The Second Circuit then looked to the legislative history, and found the requirement was meant to force the supervisor to approve the penalty before it was issued to the taxpayer, not simply before the bookkeeping function was finalized. The Court further stated, as I noted above, if the supervisor is to give approval, it must be done at a time when the supervisor actually has authority. As the Court noted, [t]hat discretion is lost once the Tax Court decision becomes final: at that point, § 6215(a) provides that ‘the entire amount redetermined as the deficiency…shall be assessed.” The supervisor (and the IRS generally) can no longer approve or deny the imposition of the penalty. The Court further noted, the authority to approve really vanishes upon a taxpayer filing with the Tax Court, as the statute provides approval of “the initial determination of such assessment,” and once the Court is involved it would no longer be the initial determination. Continuing this line of thought, the Second Circuit stated that the taxpayer can file with the Tax Court immediately after the issuance of the notice of deficiency, so it is really the issuance of the notice of deficiency that is the last time where an initial determination could be approved.

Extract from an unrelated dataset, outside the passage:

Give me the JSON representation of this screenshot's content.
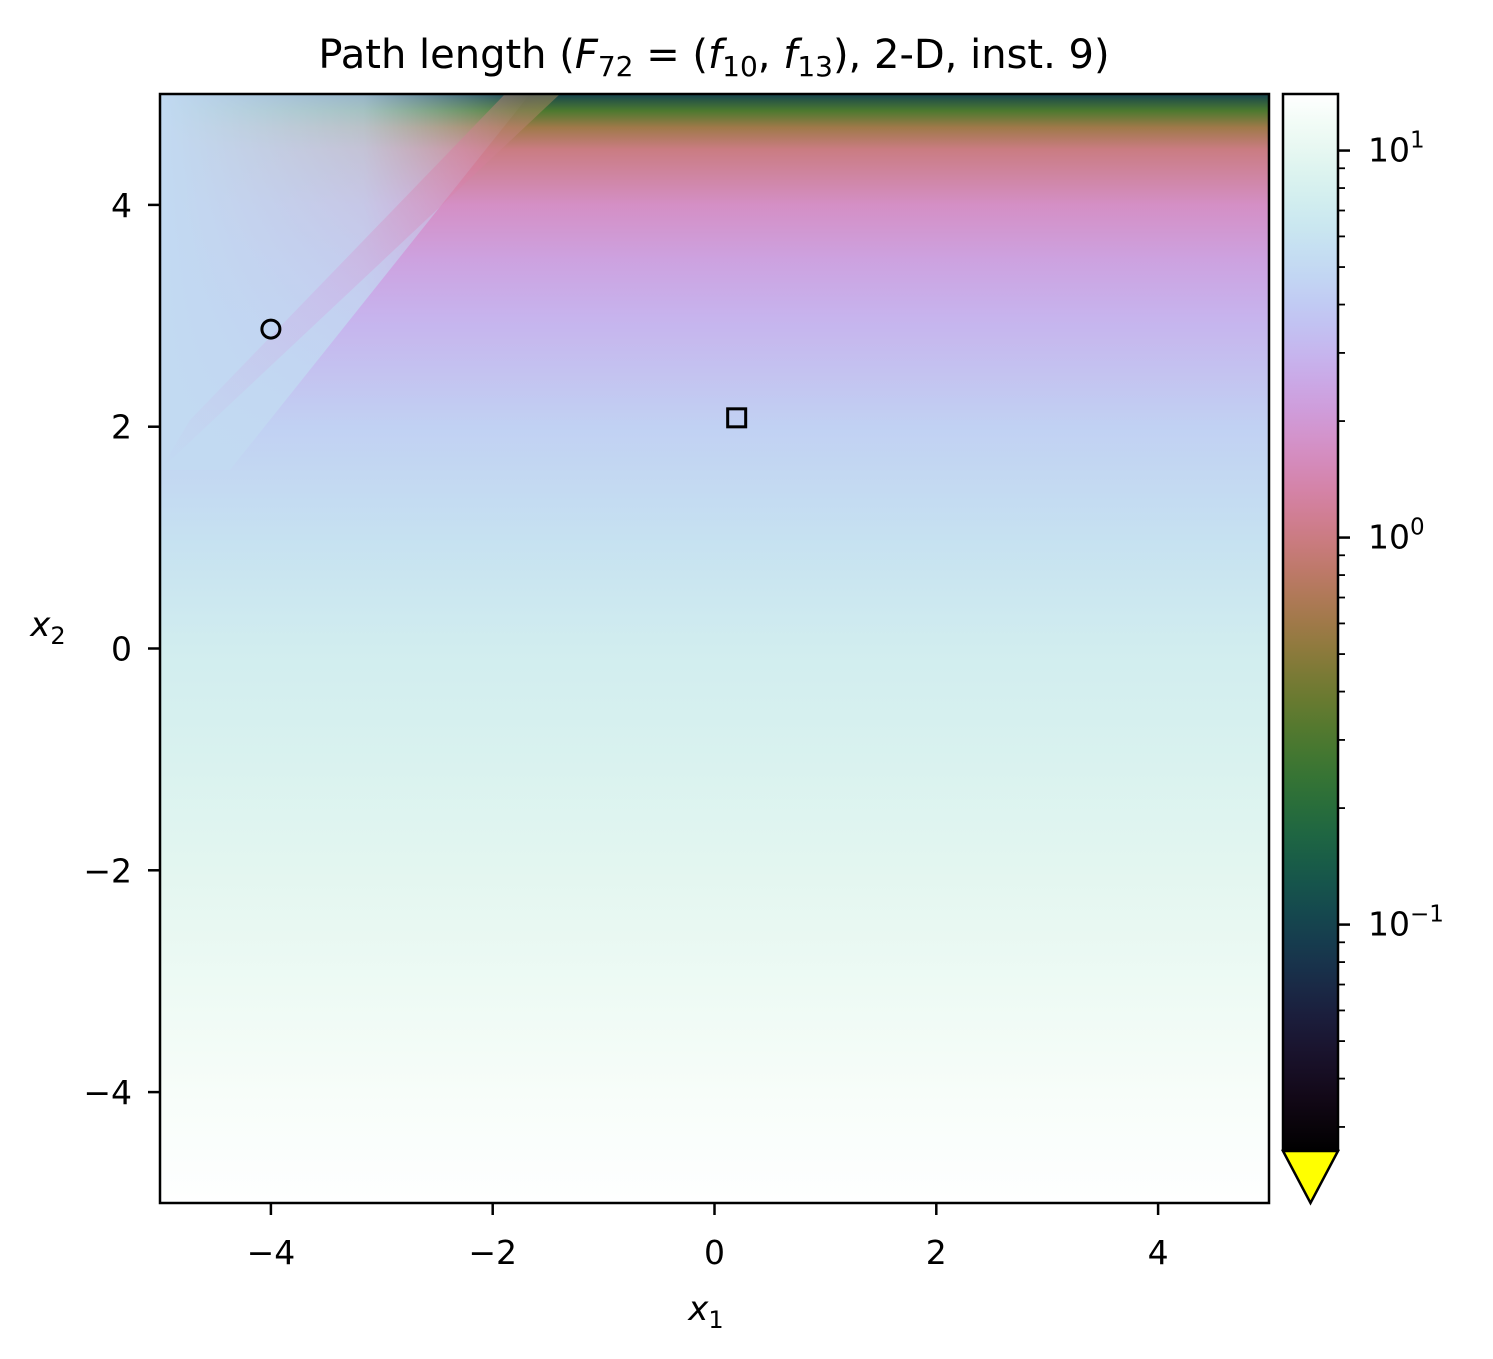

This aspect of the holding is important for two reasons. First, the Second Circuit is requiring the approval at the time of the NOD, and not allowing it to be done at some later point. Second, this takes care of the ripeness issue. If the time is set for approval, and it has passed, then the Court must consider the issue.
Of potentially equal importance in the holding is the fact that the Second Circuit stated unequivocally that the Service had the burden of production on this matter under Section 7491(c) and was responsible for showing the approval. It is fairly clear law that the Service has the burden of production and proof on penalties once a taxpayer challenges the penalties, with taxpayers bearing the burden on affirmative defenses. The case law on whether the burden of production exists when a taxpayer doesn’t directly contest the penalties is a little more murky (thanks to Carlton Smith for my education on this matter). The Second Circuit made clear its holding that the burden of production was solely on the Service, and the taxpayer had no obligation to raise the matter nor the burden of proof to show the approval was not given. The Service had argued the taxpayer waived this issue by not bringing it up earlier in the proceeding, which the Second Circuit found non-persuasive.
As to the substance of the matter, the Second Circuit held the government never once indicated there was any evidence of compliance with Section 6751. Since the Commissioner failed to meet is burden of production and proof, the penalty could not be assessed and the taxpayer was not responsible for paying it. A very good holding for taxpayers, and we would expect a handful of other case to come through soon. Given the division within the Tax Court, and the various rationales, it would not be surprising to see other Circuits hold differently.